SAUP (Semantic-Aware Universal Perturbation) / SORT
Novel technique introduced
Multimodal Large Language Models (MLLMs) are increasingly deployed in stateless systems, such as autonomous driving and robotics. This paper investigates a novel threat: Semantic-Aware Hijacking. We explore the feasibility of hijacking multiple stateless decisions simultaneously using a single universal perturbation. We introduce the Semantic-Aware Universal Perturbation (SAUP), which acts as a semantic router, "actively" perceiving input semantics and routing them to distinct, attacker-defined targets. To achieve this, we conduct theoretical and empirical analysis on the geometric properties in the latent space. Guided by these insights, we propose the Semantic-Oriented (SORT) optimization strategy and annotate a new dataset with fine-grained semantics to evaluate performance.
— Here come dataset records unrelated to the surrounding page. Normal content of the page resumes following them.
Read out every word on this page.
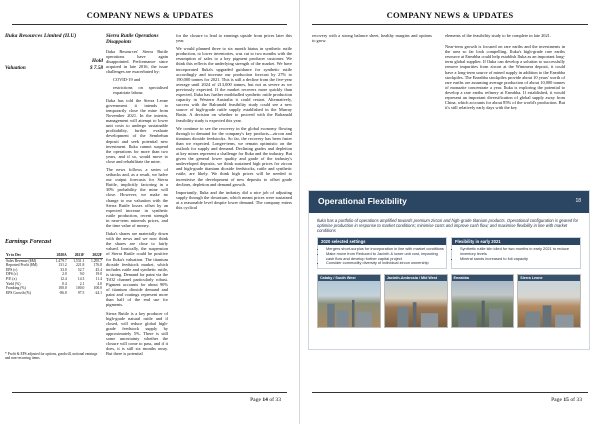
COMPANY NEWS & UPDATES
Iluka Resources Limited (ILU)
Hold
Valuation	$ 7.58
Earnings Forecast
Yr to Dec	2020A	2021F	2022F
Sales Revenue ($M)	1,479.7	1,531.1	1,295.7
Reported Profit ($M)	131.2	221.8	176.8
EPS (c)	33.0	52.7	45.4
DPS (c)	2.0	9.0	19.0
P/E (x)	12.4	14.3	11.4
Yield (%)	0.4	2.1	4.0
Franking (%)	100.0	100.0	100.0
EPS Growth (%)	-86.0	97.5	-24.1
* Profit & EPS adjusted for options, goodwill, notional earnings and non-recurring items.
Sierra Rutile Operations Disappoints

Iluka Resources' Sierra Rutile operations have again disappointed. Performance since acquired in late 2016, the issue challenges are exacerbated by:

• COVID-19 and
• restrictions on specialised expatriate labour.

Iluka has told the Sierra Leone government it intends to temporarily close the mine from November 2021. In the interim, management will attempt to lower unit costs to undergo sustainable profitability, further evaluate development of the Sembehun deposit and seek potential new investment. Iluka cannot suspend the operations for more than two years, and if so, would move to close and rehabilitate the mine.

The news follows a series of setbacks and, as a result, we halve our output forecasts for Sierra Rutile, implicitly factoring in a 30% probability the mine will close. However, we make no change to our valuation with the Sierra Rutile losses offset by an expected increase in synthetic rutile production, recent strength in near-term minerals prices, and the time value of money.

Iluka's shares are materially down with the news and we now think the shares are close to fairly valued. Ironically, the suspension of Sierra Rutile could be positive for Iluka's valuation. The titanium dioxide feedstock market, which includes rutile and synthetic rutile, is strong. Demand for paint via the TiO2 channel particularly robust. Pigment accounts for about 90% of titanium dioxide demand and paint and coatings represent more than half of the end use for pigments.

Sierra Rutile is a key producer of high-grade natural rutile and if closed, will reduce global high-grade feedstock supply by approximately 5%. There is still some uncertainty whether the closure will come to pass, and if it does, it is still six months away. But there is potential

for the closure to lead to earnings upside from prices later this year.

We would planned three to six month hiatus in synthetic rutile production, to lower inventories, was cut to two months with the resumption of sales to a key pigment producer customer. We think this reflects the underlying strength of the market. We have incorporated Iluka's upgraded guidance for synthetic rutile accordingly and increase our production forecast by 27% to 190,000 tonnes for 2021. This is still a decline from the five-year average until 2024 of 213,000 tonnes, but not as severe as we previously expected. If the market recovers more quickly than expected, Iluka has further mothballed synthetic rutile production capacity in Western Australia it could restart. Alternatively, success with the Balranald feasibility study could see a new source of high-grade rutile supply established in the Murray Basin. A decision on whether to proceed with the Balranald feasibility study is expected this year.

We continue to see the recovery in the global economy flowing through to demand for the company's key products—zircon and titanium dioxide feedstocks. So far, the recovery has been faster than we expected. Longer-term, we remain optimistic on the outlook for supply and demand. Declining grades and depletion at key mines represent a challenge for Iluka and the industry. But given the general lower quality and grade of the industry's undeveloped deposits, we think sustained high prices for zircon and high-grade titanium dioxide feedstocks, rutile and synthetic rutile, are likely. We think high prices will be needed to incentivise the development of new deposits to offset grade declines, depletion and demand growth.

Importantly, Iluka and the industry did a nice job of adjusting supply through the downturn, which meant prices were sustained at a reasonable level despite lower demand. The company enters this cyclical

Page 14 of 33
COMPANY NEWS & UPDATES

recovery with a strong balance sheet, healthy margins and options to grow.

elements of the feasibility study to be complete in late 2021.

Near-term growth is focused on rare earths and the investments in the area so far look compelling. Iluka's high-grade rare earths resource at Eneabba could help establish Iluka as an important long-term global supplier. If Iluka can develop a solution to successfully remove impurities from zircon at the Wimmera deposit, it could have a long-term source of mined supply in addition to the Eneabba stockpiles. The Eneabba stockpiles provide about 10 years' worth of rare earths ore assuming average production of about 10,000 tonnes of monazite concentrate a year. Iluka is exploring the potential to develop a rare earths refinery at Eneabba. If established, it would represent an important diversification of global supply away from China, which accounts for about 85% of the world's production. But it's still relatively early days with the key

Operational Flexibility	18
Iluka has a portfolio of operations amplified towards premium zircon and high-grade titanium products. Operational configuration is geared for optimise production in response to market conditions; minimise costs and improve cash flow; and maximise flexibility in line with market conditions
2020 selected settings
• Mergers short-surplus for incorporation in line with market conditions
• Make move from Reduced to Jacinth & lower unit cost, impacting cash flow and develop further capital project
• Consider commodity diversity of individual zircon ownership
Flexibility in early 2021
• Synthetic rutile kiln idled for two months in early 2021 to reduce inventory levels
• Mineral sands increased to full capacity
Cataby / South West	Jacinth-Ambrosia / Mid West	Eneabba	Sierra Leone
Page 15 of 33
Extensive experiments on three representative MLLMs demonstrate the fundamental feasibility of this attack, achieving a 66% attack success rate over five targets using a single frame against Qwen.
Key Contributions
- Semantic-Aware Universal Perturbation (SAUP) that acts as a semantic router, routing different inputs to distinct attacker-defined targets using a single universal adversarial perturbation against MLLMs
- Theoretical and empirical analysis of geometric properties in the MLLM latent space to guide SAUP optimization
- Semantic-Oriented (SORT) optimization strategy and a new fine-grained semantics dataset, achieving 66% attack success rate across five targets with a single frame on Qwen
🛡️ Threat Analysis
SAUP is a universal adversarial visual perturbation crafted via gradient-based optimization (SORT strategy) that manipulates MLLM outputs at inference time — a classic input manipulation/adversarial example attack on vision inputs.